Prior to joining the Hitmen, one of the first things that Volonnino had to overcome was the stereotype that is often associated with playing for the Hitmen.
“When I was playing for other organizations, you could tell that there was a certain rivalry with the Hitmen,” he said. “I think that, for many players, it has to do with the ‘Hitmen Way’ and really a misunderstanding of what it means to be a Hitman.
“To really understand what it means to be a Hitman, you have to be a Hitman.”
So to Volonnino, what does it mean to be Hitman?
“Being a Hitman is a responsibility to have a commitment to the program,” he said. “There’s a work ethic involved that’s about more than just the game on the ice; there’s a commitment to video sessions and off-ice training. And I think one of the lesser-known commitments is the one to education — every player must take their education seriously, and players takes classes in order to maintain their academic eligibility. The Hitmen offer a specific online program for billeted players, but because I am local, I can take classes at a college nearby.
“There is such a professionalism, and excellence, in everything we do and how we carry ourselves. It was not until I became a part of the organization that I really came to understand that.”
In Volonnino’s first season, he registered 29 points in 46 games, but in the playoffs, he picked up his play with seven points in six games, a point-per-game pace that has continued this season with 21 goals and 24 assists in 45 games.
So as Volonnino finishes his second season with the Hitmen and exhausts his final year of junior eligibility, what would he like his junior legacy to be?

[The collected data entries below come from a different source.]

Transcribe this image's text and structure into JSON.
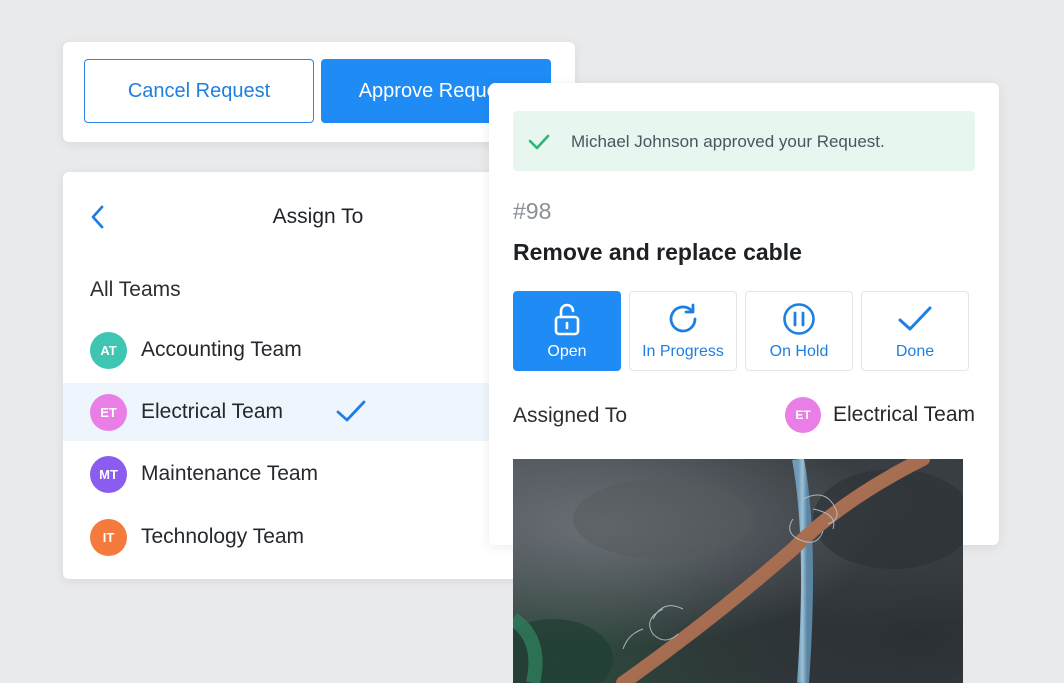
{
  "actions": {
    "cancel_label": "Cancel Request",
    "approve_label": "Approve Request"
  },
  "assign": {
    "title": "Assign To",
    "all_teams_label": "All Teams",
    "teams": [
      {
        "initials": "AT",
        "name": "Accounting Team",
        "color": "#3ec6b3",
        "selected": false
      },
      {
        "initials": "ET",
        "name": "Electrical Team",
        "color": "#e97fe6",
        "selected": true
      },
      {
        "initials": "MT",
        "name": "Maintenance Team",
        "color": "#8b5cf0",
        "selected": false
      },
      {
        "initials": "IT",
        "name": "Technology Team",
        "color": "#f57a3d",
        "selected": false
      }
    ]
  },
  "request": {
    "notice": "Michael Johnson approved your Request.",
    "id": "#98",
    "title": "Remove and replace cable",
    "statuses": [
      {
        "label": "Open",
        "icon": "unlock-icon",
        "active": true
      },
      {
        "label": "In Progress",
        "icon": "refresh-icon",
        "active": false
      },
      {
        "label": "On Hold",
        "icon": "pause-icon",
        "active": false
      },
      {
        "label": "Done",
        "icon": "check-icon",
        "active": false
      }
    ],
    "assigned_label": "Assigned To",
    "assigned_team": {
      "initials": "ET",
      "name": "Electrical Team",
      "color": "#e97fe6"
    }
  },
  "colors": {
    "accent": "#1f8bf5",
    "success_bg": "#e7f6ee",
    "success_icon": "#2eb673"
  }
}
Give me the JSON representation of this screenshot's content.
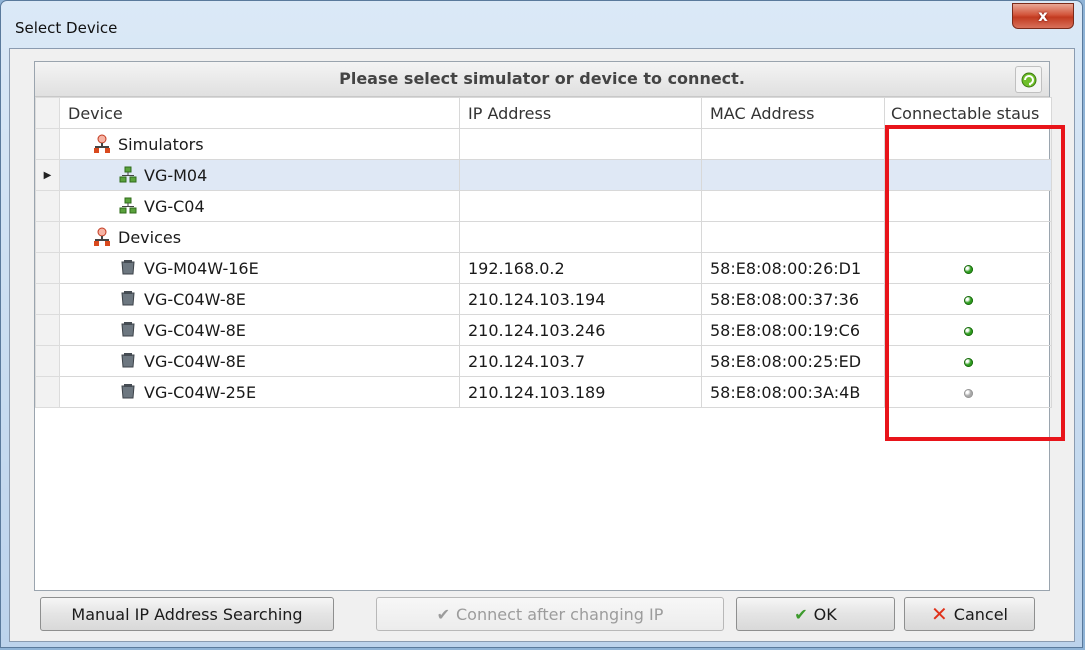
{
  "window": {
    "title": "Select Device",
    "close_label": "x"
  },
  "panel": {
    "header": "Please select simulator or device to connect."
  },
  "columns": [
    "Device",
    "IP Address",
    "MAC Address",
    "Connectable staus"
  ],
  "rows": [
    {
      "name": "Simulators",
      "ip": "",
      "mac": "",
      "status": "",
      "icon": "network-group-icon"
    },
    {
      "name": "VG-M04",
      "ip": "",
      "mac": "",
      "status": "",
      "icon": "network-node-icon"
    },
    {
      "name": "VG-C04",
      "ip": "",
      "mac": "",
      "status": "",
      "icon": "network-node-icon"
    },
    {
      "name": "Devices",
      "ip": "",
      "mac": "",
      "status": "",
      "icon": "network-group-icon"
    },
    {
      "name": "VG-M04W-16E",
      "ip": "192.168.0.2",
      "mac": "58:E8:08:00:26:D1",
      "status": "connectable",
      "icon": "device-icon"
    },
    {
      "name": "VG-C04W-8E",
      "ip": "210.124.103.194",
      "mac": "58:E8:08:00:37:36",
      "status": "connectable",
      "icon": "device-icon"
    },
    {
      "name": "VG-C04W-8E",
      "ip": "210.124.103.246",
      "mac": "58:E8:08:00:19:C6",
      "status": "connectable",
      "icon": "device-icon"
    },
    {
      "name": "VG-C04W-8E",
      "ip": "210.124.103.7",
      "mac": "58:E8:08:00:25:ED",
      "status": "connectable",
      "icon": "device-icon"
    },
    {
      "name": "VG-C04W-25E",
      "ip": "210.124.103.189",
      "mac": "58:E8:08:00:3A:4B",
      "status": "unavailable",
      "icon": "device-icon"
    }
  ],
  "buttons": {
    "manual": "Manual IP Address Searching",
    "connect_change": "Connect after changing IP",
    "ok": "OK",
    "cancel": "Cancel"
  },
  "colors": {
    "status_connectable": "#2e9d1e",
    "status_unavailable": "#a8a8a8",
    "highlight": "#e8141a"
  }
}
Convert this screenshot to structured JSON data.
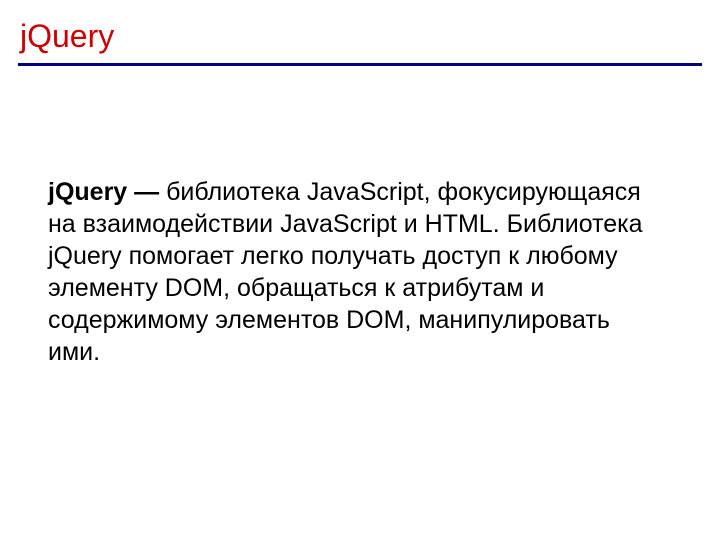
{
  "slide": {
    "title": "jQuery",
    "body": {
      "term": "jQuery",
      "separator": " — ",
      "description": "библиотека JavaScript, фокусирующаяся на взаимодействии JavaScript и HTML. Библиотека jQuery помогает легко получать доступ к любому элементу DOM, обращаться к атрибутам и содержимому элементов DOM, манипулировать ими."
    }
  }
}
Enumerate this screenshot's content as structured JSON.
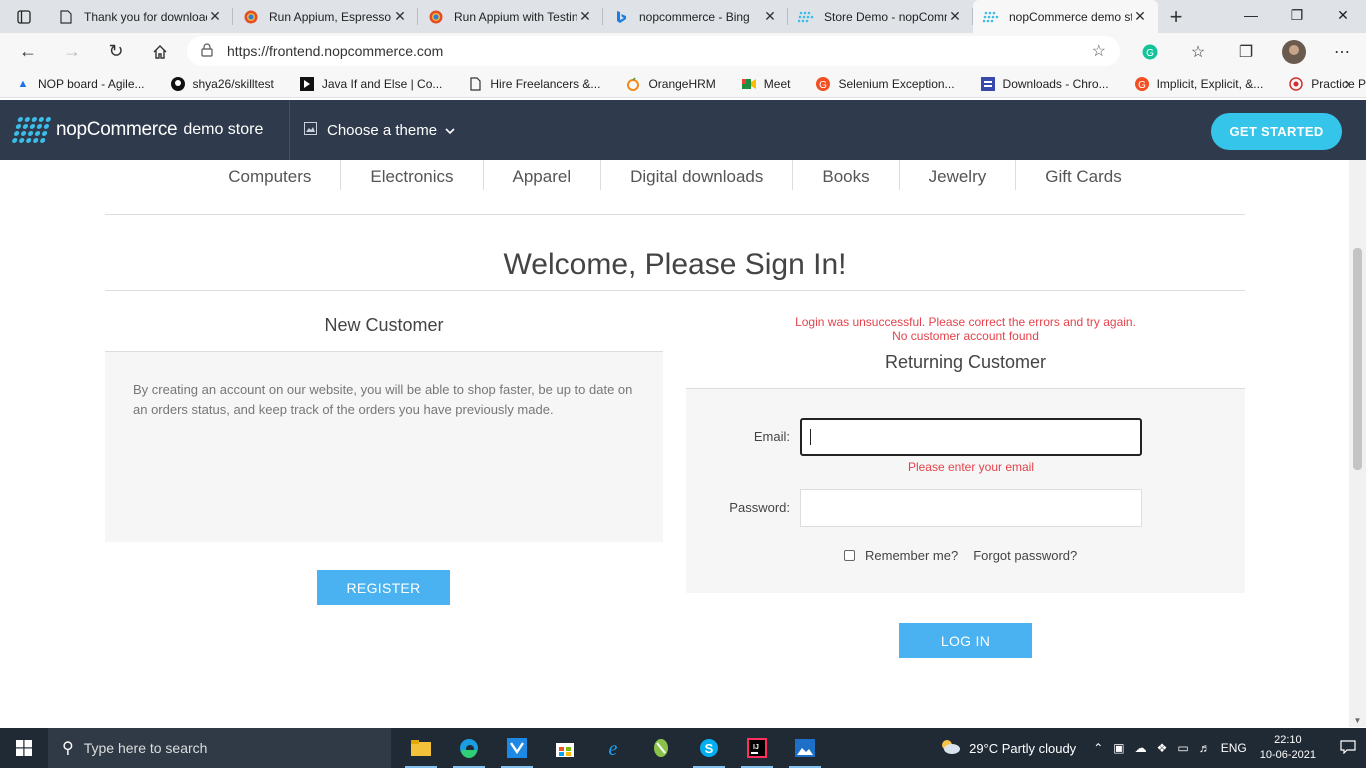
{
  "browser": {
    "tabs": [
      {
        "title": "Thank you for downloading",
        "icon": "document-icon"
      },
      {
        "title": "Run Appium, Espresso",
        "icon": "chrome-icon"
      },
      {
        "title": "Run Appium with Testing",
        "icon": "chrome-icon"
      },
      {
        "title": "nopcommerce - Bing",
        "icon": "bing-icon"
      },
      {
        "title": "Store Demo - nopCommerce",
        "icon": "nop-icon"
      },
      {
        "title": "nopCommerce demo store",
        "icon": "nop-icon"
      }
    ],
    "close_glyph": "✕",
    "new_tab": "+",
    "url": "https://frontend.nopcommerce.com",
    "bookmarks": [
      {
        "label": "NOP board - Agile...",
        "icon": "azure-icon"
      },
      {
        "label": "shya26/skilltest",
        "icon": "github-icon"
      },
      {
        "label": "Java If and Else | Co...",
        "icon": "java-icon"
      },
      {
        "label": "Hire Freelancers &...",
        "icon": "document-icon"
      },
      {
        "label": "OrangeHRM",
        "icon": "orange-icon"
      },
      {
        "label": "Meet",
        "icon": "meet-icon"
      },
      {
        "label": "Selenium Exception...",
        "icon": "g-icon"
      },
      {
        "label": "Downloads - Chro...",
        "icon": "downloads-icon"
      },
      {
        "label": "Implicit, Explicit, &...",
        "icon": "g-icon"
      },
      {
        "label": "Practice Page",
        "icon": "practice-icon"
      }
    ]
  },
  "site": {
    "logo_main": "nopCommerce",
    "logo_sub": "demo store",
    "theme_label": "Choose a theme",
    "get_started": "GET STARTED",
    "menu": [
      "Computers",
      "Electronics",
      "Apparel",
      "Digital downloads",
      "Books",
      "Jewelry",
      "Gift Cards"
    ]
  },
  "login": {
    "page_title": "Welcome, Please Sign In!",
    "new_customer": {
      "title": "New Customer",
      "text": "By creating an account on our website, you will be able to shop faster, be up to date on an orders status, and keep track of the orders you have previously made.",
      "register": "REGISTER"
    },
    "errors": [
      "Login was unsuccessful. Please correct the errors and try again.",
      "No customer account found"
    ],
    "returning": {
      "title": "Returning Customer",
      "email_label": "Email:",
      "email_value": "",
      "email_error": "Please enter your email",
      "password_label": "Password:",
      "remember": "Remember me?",
      "forgot": "Forgot password?",
      "login": "LOG IN"
    }
  },
  "taskbar": {
    "search_placeholder": "Type here to search",
    "weather": "29°C  Partly cloudy",
    "lang": "ENG",
    "time": "22:10",
    "date": "10-06-2021"
  },
  "colors": {
    "header_bg": "#2f3b4c",
    "accent": "#35c4ea",
    "button": "#4ab2f1",
    "error": "#e4434b"
  }
}
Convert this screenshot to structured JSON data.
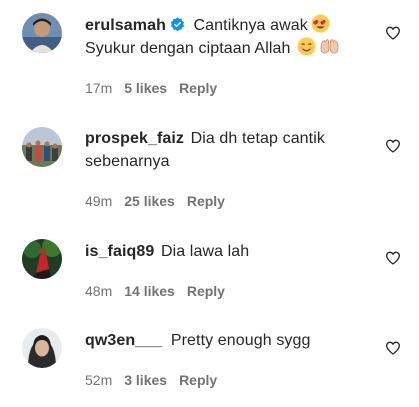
{
  "comments": [
    {
      "username": "erulsamah",
      "verified": true,
      "text_line1": "Cantiknya awak",
      "text_line2": "Syukur dengan ciptaan Allah",
      "time": "17m",
      "likes": "5 likes",
      "reply": "Reply",
      "emojis_line1": [
        "heart-eyes-emoji"
      ],
      "emojis_line2": [
        "smiling-face-emoji",
        "palms-up-emoji"
      ]
    },
    {
      "username": "prospek_faiz",
      "text_line1": "Dia dh tetap cantik",
      "text_line2": "sebenarnya",
      "time": "49m",
      "likes": "25 likes",
      "reply": "Reply"
    },
    {
      "username": "is_faiq89",
      "text_line1": "Dia lawa lah",
      "time": "48m",
      "likes": "14 likes",
      "reply": "Reply"
    },
    {
      "username": "qw3en___",
      "text_line1": "Pretty enough sygg",
      "time": "52m",
      "likes": "3 likes",
      "reply": "Reply"
    }
  ],
  "icons": {
    "like": "heart-outline-icon",
    "verified": "verified-badge-icon"
  },
  "colors": {
    "text": "#262626",
    "muted": "#737373",
    "verified": "#0095f6"
  }
}
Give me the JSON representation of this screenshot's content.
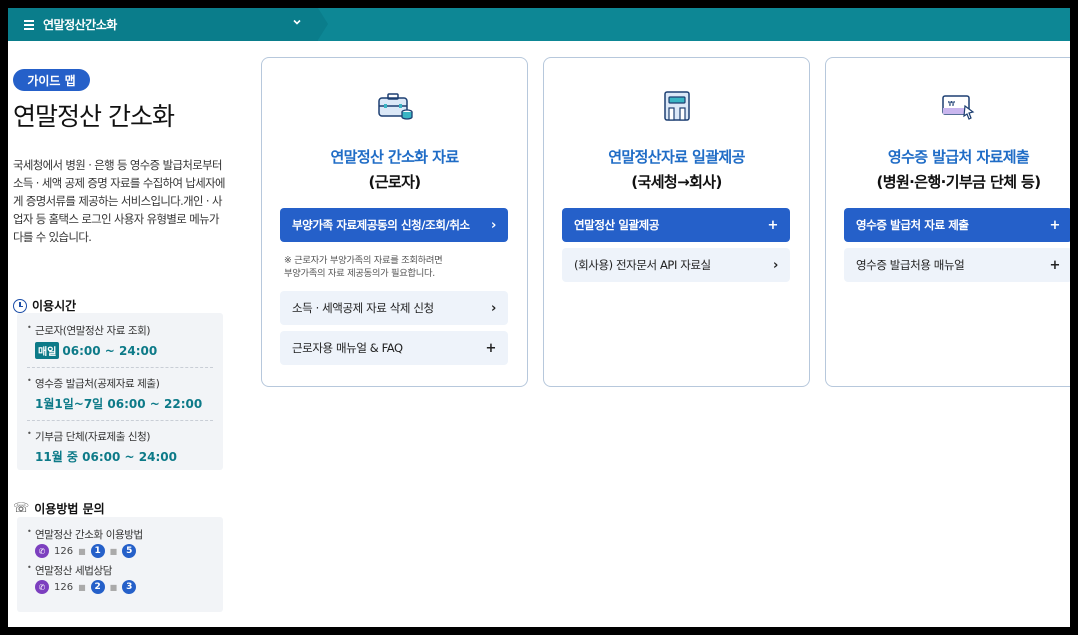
{
  "topbar": {
    "title": "연말정산간소화"
  },
  "sidebar": {
    "badge": "가이드 맵",
    "title": "연말정산 간소화",
    "description": "국세청에서 병원 · 은행 등 영수증 발급처로부터 소득 · 세액 공제 증명 자료를 수집하여 납세자에게 증명서류를 제공하는 서비스입니다.개인 · 사업자 등 홈택스 로그인 사용자 유형별로 메뉴가 다를 수 있습니다.",
    "hours_heading": "이용시간",
    "hours": [
      {
        "label": "근로자(연말정산 자료 조회)",
        "badge": "매일",
        "value": "06:00 ~ 24:00"
      },
      {
        "label": "영수증 발급처(공제자료 제출)",
        "value": "1월1일~7일 06:00 ~ 22:00"
      },
      {
        "label": "기부금 단체(자료제출 신청)",
        "value": "11월 중 06:00 ~ 24:00"
      }
    ],
    "help_heading": "이용방법 문의",
    "help": [
      {
        "label": "연말정산 간소화 이용방법",
        "phone": "126",
        "steps": [
          "1",
          "5"
        ]
      },
      {
        "label": "연말정산 세법상담",
        "phone": "126",
        "steps": [
          "2",
          "3"
        ]
      }
    ]
  },
  "cards": [
    {
      "title": "연말정산 간소화 자료",
      "subtitle": "(근로자)",
      "primary": "부양가족 자료제공동의 신청/조회/취소",
      "note_line1": "※ 근로자가 부양가족의 자료를 조회하려면",
      "note_line2": "부양가족의 자료 제공동의가 필요합니다.",
      "links": [
        "소득 · 세액공제 자료 삭제 신청",
        "근로자용 매뉴얼 & FAQ"
      ]
    },
    {
      "title": "연말정산자료 일괄제공",
      "subtitle": "(국세청→회사)",
      "primary": "연말정산 일괄제공",
      "links": [
        "(회사용) 전자문서 API 자료실"
      ]
    },
    {
      "title": "영수증 발급처 자료제출",
      "subtitle": "(병원·은행·기부금 단체 등)",
      "primary": "영수증 발급처 자료 제출",
      "links": [
        "영수증 발급처용 매뉴얼"
      ]
    }
  ],
  "icons": {
    "arrow": "›",
    "plus": "+",
    "chevron_down": "⌄",
    "phone": "☏"
  }
}
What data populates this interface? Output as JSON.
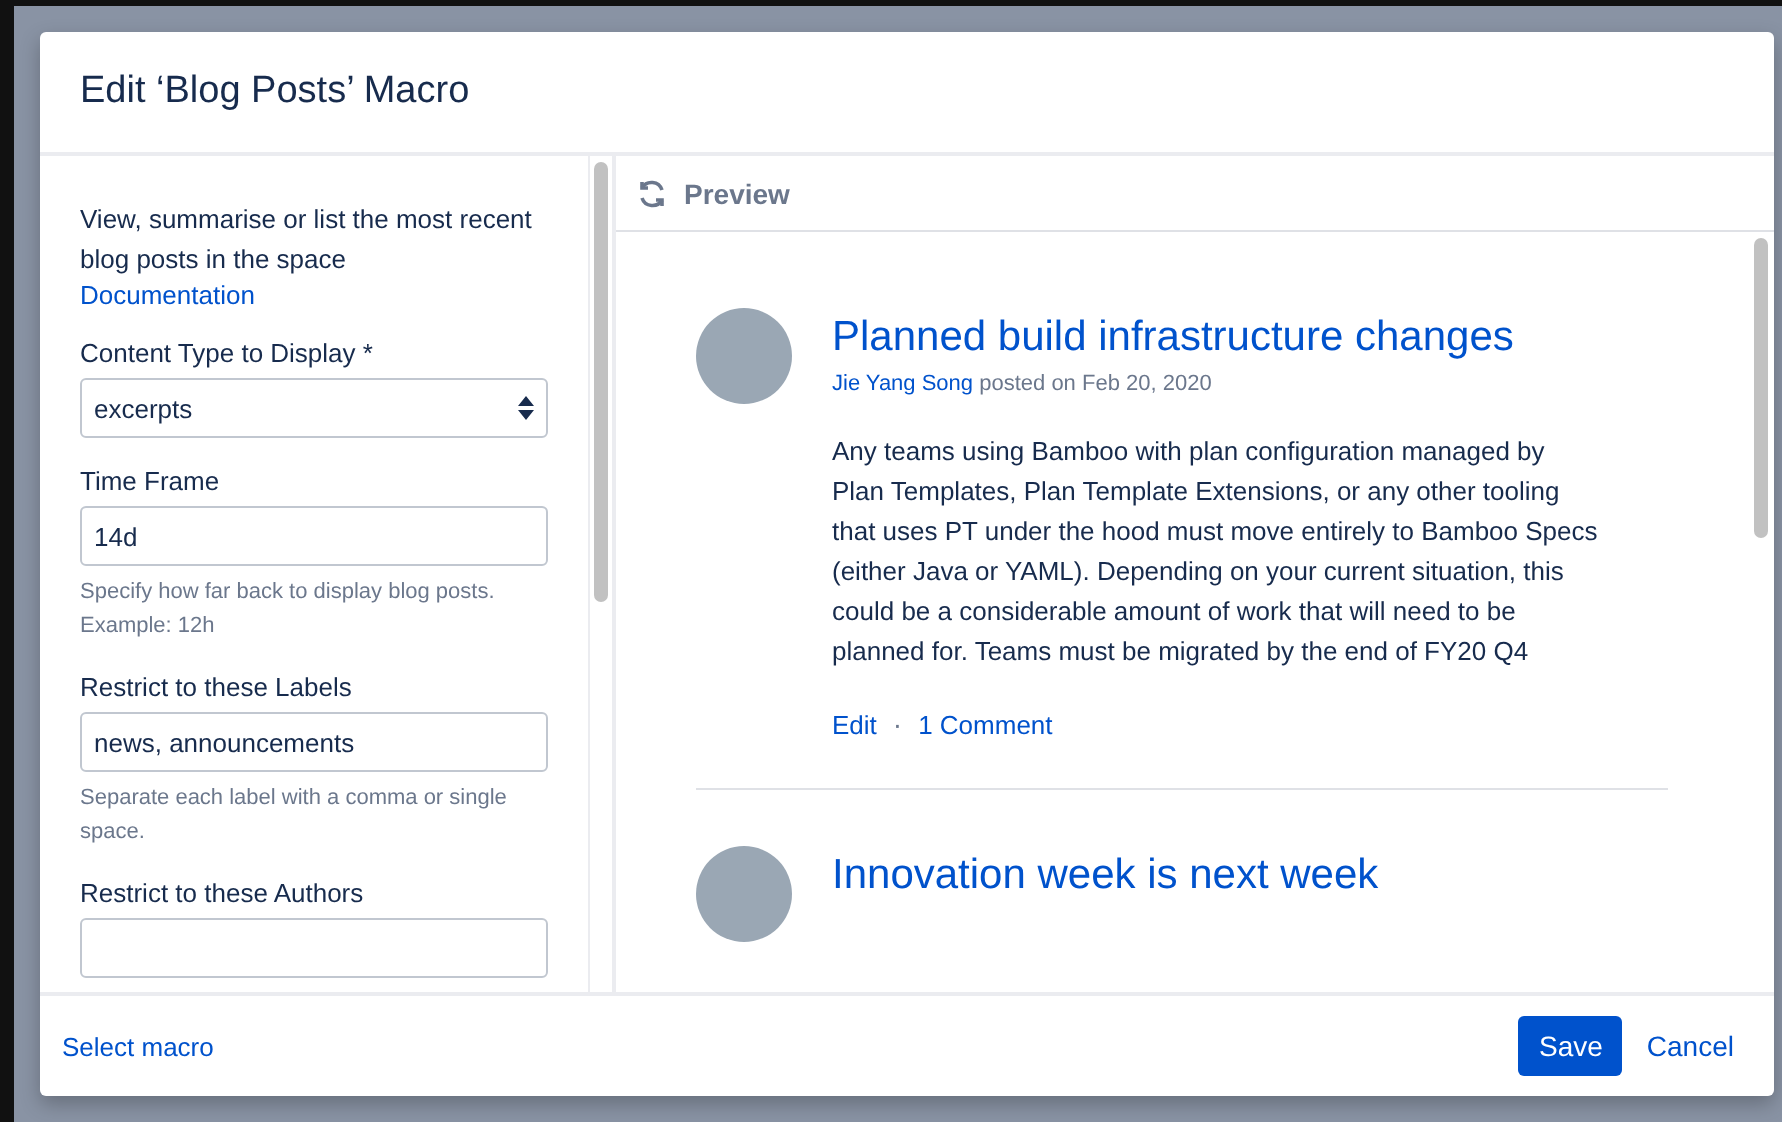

“I want people to know that I was a hard worker in everything I did, from hockey to life,” he said. “I gave my all in everything I did.”
And as the Hitmen eye a USPHL Premier championship, boasting the league’s highest-scoring offense and lowest goals-against average, Volonnino also has his eye on collegiate hockey.
“I am focusing on the remainder of the season and helping my team win a championship,” he said. “I have a few offers to play Division 1 hockey next season that I will take my time evaluating before making a decision.”
And if for some reason those offers do not come to fruition, and the opportunity to play Division 1 hockey is lost, would Volonnino feel like his career, to this point, is a disappointment?
“To be clear, it would be a bit of a disappointment, but just to me,” he said. “I don’t think my parents would think so, but they have been so supportive to me over the years, and have sacrificed so much, that I would be disappointed that I didn’t get further.”
If Volonnino continues his strong regular-season play into the postseason, you can bet that he’ll be able to continue the “Hitman Way” in college.